Pro-Palestine protests are at every film festival. What’s new about that?
Protests have become a ubiquitous part of daily life; perhaps we should change how we think about them
It’s film festival season — and the festivals are being interrupted by pro-Palestinian protesters. Four activists disrupted the opening speech at the Toronto Film Festival last week, while more than 300 filmmakers signed a letter urging the Venice Film Festival to pull two of the Israeli films slated to play. Several of the winning filmmakers stated their support for Palestinians in their acceptance speeches.
At this point in the post-Oct. 7 landscape, none of this should come as a surprise. Protesters have shown up to the Academy Awards and the Grammys, as well as to book talks, museums, town halls, political rallies and the Olympics.
Aside from a few truly noteworthy events, like when Kamala Harris had a snappy exchange with protesters at a Detroit rally or when thousands of protesters marched through DC during Benjamin Netanyahu’s congressional address, these protests don’t feel newsworthy; this is just our new normal.
Nevertheless, the pro-Palestine presence at the film festivals has made for plenty of headlines, both within the Jewish world and outside of it; some articles have alleged that fewer Israeli and Jewish films are being featured in these festivals than in years past, implying that antisemitism or simple fear of controversy is pushing Jews out of the cultural sphere.
But are Jews really being written out of the cultural sphere? Do we really need multiple headlines about the four — just four! — people who shouted during a film festival’s opening speech for a mere five minutes?
There are still several Israeli and Jewish films in pride-of-place slots at the festivals; Bliss, by Israeli filmmaker Shemi Zarhin, is one of the centerpiece films at TIFF, and No Other Land, from an Israeli-Palestinian directing duo, is featured in the documentary portion. Despite the boycott letter circulated in Venice, the two films the letter protested — Why War, a conceptual film about letters exchanged between Sigmund Freud and Albert Einstein, and Of Dogs and Men, about a girl searching for her dog in a ruined kibbutz in the aftermath of Oct. 7 — both still screened, with a standing ovation for the latter.

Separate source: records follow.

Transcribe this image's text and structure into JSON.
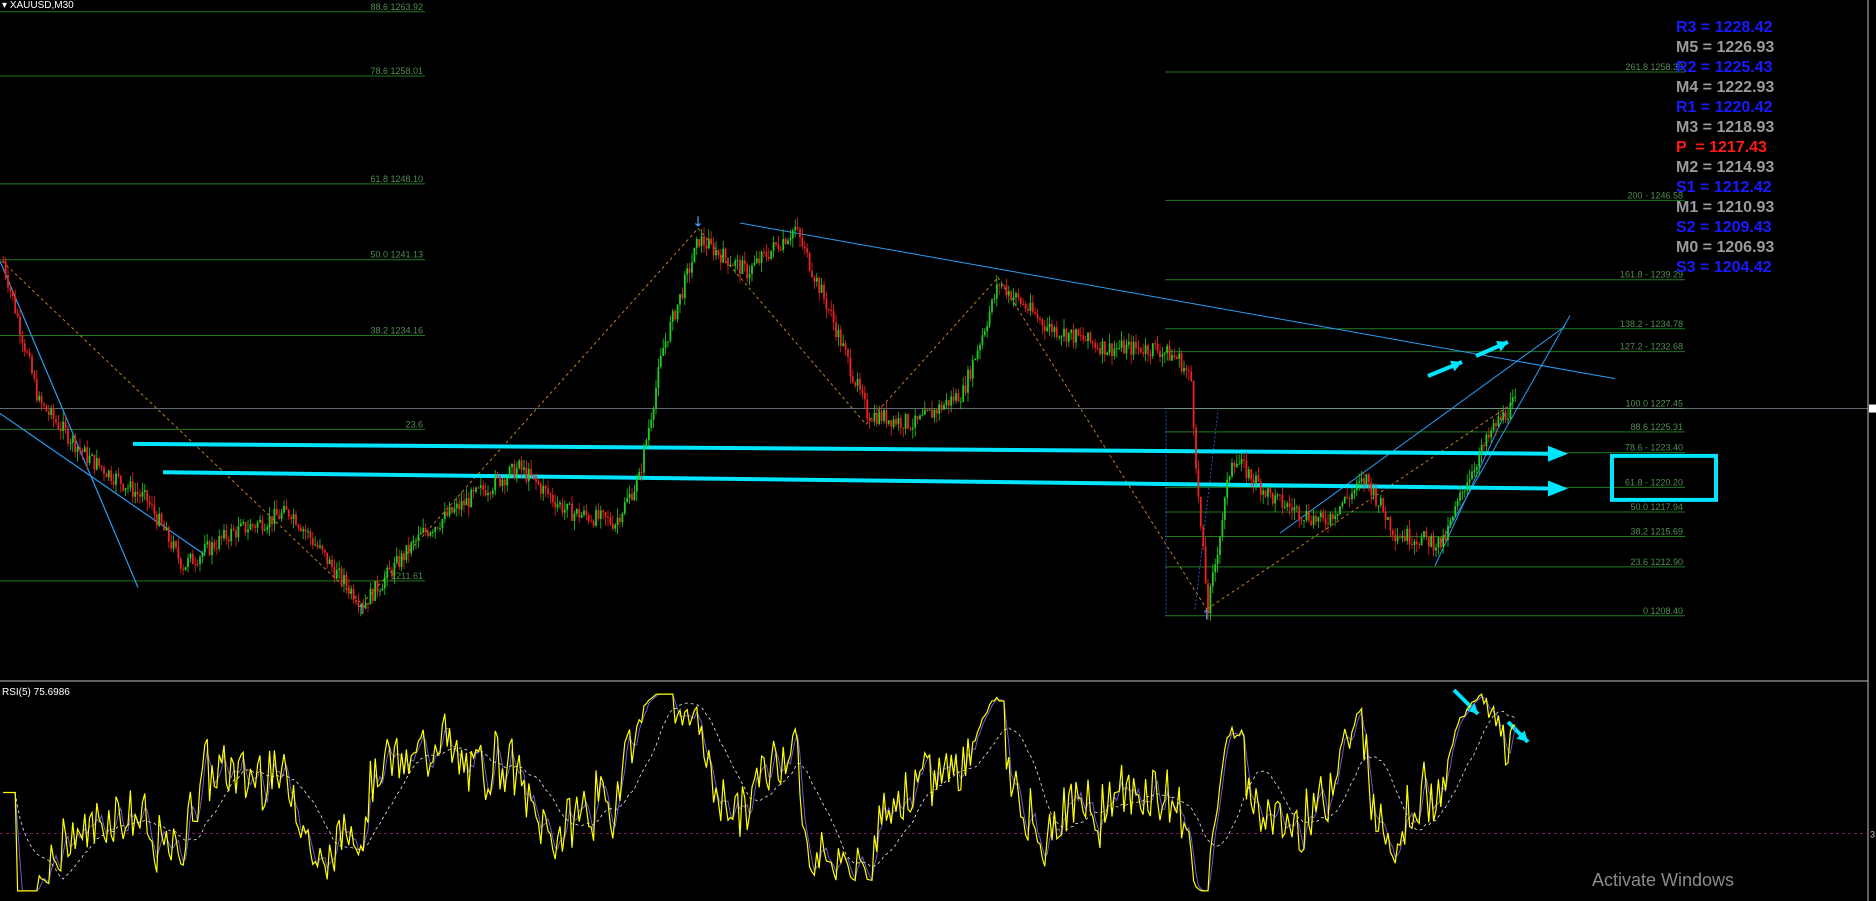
{
  "header": {
    "symbol": "XAUUSD,M30"
  },
  "indicator": {
    "label": "RSI(5) 75.6986"
  },
  "pivots": [
    {
      "label": "R3",
      "value": "= 1228.42",
      "color": "#1a1aff"
    },
    {
      "label": "M5",
      "value": "= 1226.93",
      "color": "#9a9a9a"
    },
    {
      "label": "R2",
      "value": "= 1225.43",
      "color": "#1a1aff"
    },
    {
      "label": "M4",
      "value": "= 1222.93",
      "color": "#9a9a9a"
    },
    {
      "label": "R1",
      "value": "= 1220.42",
      "color": "#1a1aff"
    },
    {
      "label": "M3",
      "value": "= 1218.93",
      "color": "#9a9a9a"
    },
    {
      "label": "P ",
      "value": "= 1217.43",
      "color": "#ff1a1a"
    },
    {
      "label": "M2",
      "value": "= 1214.93",
      "color": "#9a9a9a"
    },
    {
      "label": "S1",
      "value": "= 1212.42",
      "color": "#1a1aff"
    },
    {
      "label": "M1",
      "value": "= 1210.93",
      "color": "#9a9a9a"
    },
    {
      "label": "S2",
      "value": "= 1209.43",
      "color": "#1a1aff"
    },
    {
      "label": "M0",
      "value": "= 1206.93",
      "color": "#9a9a9a"
    },
    {
      "label": "S3",
      "value": "= 1204.42",
      "color": "#1a1aff"
    }
  ],
  "watermark": "Activate Windows",
  "colors": {
    "up": "#22cc22",
    "down": "#ee2222",
    "fib": "#1f7a1f",
    "fibText": "#4f8f4f",
    "cyan": "#00e5ff",
    "trend": "#2a9df4",
    "zigzag": "#d48a1a",
    "rsi": "#ffff00",
    "rsiSignal": "#6a5acd",
    "rsiMA": "#e8e8e8",
    "rsiLevel": "#a0207a"
  },
  "chart_data": {
    "type": "candlestick",
    "symbol": "XAUUSD",
    "timeframe": "M30",
    "ylim": [
      1202.5,
      1265.0
    ],
    "fib_left": [
      {
        "label": "88.6 1263.92",
        "value": 1263.92
      },
      {
        "label": "78.6 1258.01",
        "value": 1258.01
      },
      {
        "label": "61.8 1248.10",
        "value": 1248.1
      },
      {
        "label": "50.0 1241.13",
        "value": 1241.13
      },
      {
        "label": "38.2 1234.16",
        "value": 1234.16
      },
      {
        "label": "23.6",
        "value": 1225.53
      },
      {
        "label": "0 1211.61",
        "value": 1211.61
      }
    ],
    "fib_right": [
      {
        "label": "261.8 1258.38",
        "value": 1258.38
      },
      {
        "label": "200 - 1246.58",
        "value": 1246.58
      },
      {
        "label": "161.8 - 1239.29",
        "value": 1239.29
      },
      {
        "label": "138.2 - 1234.78",
        "value": 1234.78
      },
      {
        "label": "127.2 - 1232.68",
        "value": 1232.68
      },
      {
        "label": "100.0 1227.45",
        "value": 1227.45
      },
      {
        "label": "88.6 1225.31",
        "value": 1225.31
      },
      {
        "label": "78.6 - 1223.40",
        "value": 1223.4
      },
      {
        "label": "61.8 - 1220.20",
        "value": 1220.2
      },
      {
        "label": "50.0 1217.94",
        "value": 1217.94
      },
      {
        "label": "38.2 1215.69",
        "value": 1215.69
      },
      {
        "label": "23.6 1212.90",
        "value": 1212.9
      },
      {
        "label": "0 1208.40",
        "value": 1208.4
      }
    ],
    "anchors": [
      {
        "x": 0,
        "y": 1241
      },
      {
        "x": 15,
        "y": 1228
      },
      {
        "x": 35,
        "y": 1223
      },
      {
        "x": 60,
        "y": 1219
      },
      {
        "x": 75,
        "y": 1213
      },
      {
        "x": 95,
        "y": 1216
      },
      {
        "x": 120,
        "y": 1218
      },
      {
        "x": 140,
        "y": 1212
      },
      {
        "x": 150,
        "y": 1209.5
      },
      {
        "x": 175,
        "y": 1216
      },
      {
        "x": 200,
        "y": 1220
      },
      {
        "x": 215,
        "y": 1222
      },
      {
        "x": 235,
        "y": 1218
      },
      {
        "x": 255,
        "y": 1217
      },
      {
        "x": 265,
        "y": 1221
      },
      {
        "x": 275,
        "y": 1233
      },
      {
        "x": 290,
        "y": 1243
      },
      {
        "x": 310,
        "y": 1240
      },
      {
        "x": 330,
        "y": 1244
      },
      {
        "x": 345,
        "y": 1236
      },
      {
        "x": 360,
        "y": 1227
      },
      {
        "x": 380,
        "y": 1226
      },
      {
        "x": 400,
        "y": 1229
      },
      {
        "x": 415,
        "y": 1239
      },
      {
        "x": 435,
        "y": 1235
      },
      {
        "x": 460,
        "y": 1233
      },
      {
        "x": 480,
        "y": 1233
      },
      {
        "x": 490,
        "y": 1232
      },
      {
        "x": 495,
        "y": 1230
      },
      {
        "x": 498,
        "y": 1219
      },
      {
        "x": 502,
        "y": 1209
      },
      {
        "x": 512,
        "y": 1223
      },
      {
        "x": 530,
        "y": 1219
      },
      {
        "x": 550,
        "y": 1217
      },
      {
        "x": 568,
        "y": 1221
      },
      {
        "x": 580,
        "y": 1216
      },
      {
        "x": 600,
        "y": 1215
      },
      {
        "x": 610,
        "y": 1221
      },
      {
        "x": 622,
        "y": 1226
      },
      {
        "x": 630,
        "y": 1228
      }
    ],
    "rsi": {
      "last": 75.6986,
      "levels": [
        30,
        70
      ]
    }
  }
}
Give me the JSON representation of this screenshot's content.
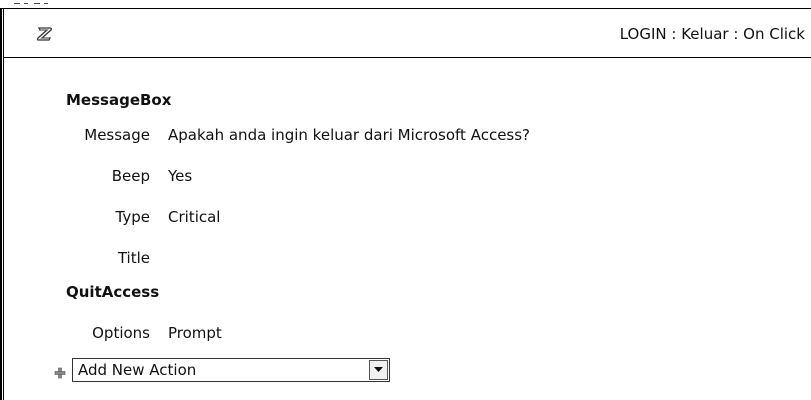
{
  "header": {
    "title": "LOGIN : Keluar : On Click",
    "icon": "macro-icon"
  },
  "actions": [
    {
      "name": "MessageBox",
      "arguments": [
        {
          "label": "Message",
          "value": "Apakah anda ingin keluar dari Microsoft Access?"
        },
        {
          "label": "Beep",
          "value": "Yes"
        },
        {
          "label": "Type",
          "value": "Critical"
        },
        {
          "label": "Title",
          "value": ""
        }
      ]
    },
    {
      "name": "QuitAccess",
      "arguments": [
        {
          "label": "Options",
          "value": "Prompt"
        }
      ]
    }
  ],
  "add_action": {
    "value": "Add New Action",
    "icon": "plus-icon",
    "dropdown_icon": "chevron-down-icon"
  }
}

Meanwhile, The Brutalist, an ambitious epic about a Hungarian Jewish Holocaust survivor, was one of the splashiest premieres at Venice, and Jewish-American director Sarah Friedland won Best Debut Film at Venice for First Touch, a film about dementia; she used her speech to criticize Israel and state her support for Palestinians.
It’s true that there have often been four or five Jewish or Israeli films at TIFF in the past, but there are plenty of reasons why that gravity might have shifted, such as burgeoning film industries in other countries. And even with pushback, Israeli films are still being featured at the film festivals, and still receiving acclaim. The protests, in short, don’t seem like that big of a deal.
The overall trend of protests is, of course, notable. It’s newsworthy that it’s now just part of daily life to expect to pass a few protesters outside a museum or office. It speaks to the enduring nature of this incarnation of pro-Palestinian activism, which, a year into what looks to be an interminable war, has not faded off the front page and out of people’s social media feeds the way the Ukraine war did, and could influence our upcoming election.
But what’s interesting, at this point, is the way these protests are shifting our discourse and understanding of the situation over the long term. Friedland’s speech specifically criticized “the 336th day of Israel’s genocide in Gaza and 76th year of occupation,” implying that Israel’s entire existence is illegitimate and illegal. That position used to be fringe, so controversial as to be nearly unmentionable, but is creeping into the mainstream. Yet amidst many speeches about Gaza, no one really focuses on that particular detail’s growth in profile, helping it become a basic part of a pro-Palestinian message, increasingly easy for many people to accept as a necessary part of opposing the war.
Much of the coverage does not provide this kind of analysis, though; it simply reports the shocking fact that someone — often no one important — once again referred to the war in Gaza as a genocide or criticized Israel. That was notable when it first started happening, sure, but now it’s just part of our day-to-day life.
The constant race to cover individual incidents distracts from the real story: the conceptual drift into increasingly extreme poles of the conflict, and the fact that the Overton window on Israel has shifted. As we’ve seen by now, these small protests and speeches have little impact; the Israeli films were shown, protest or no. Their cumulative impact, however, has already changed a lot.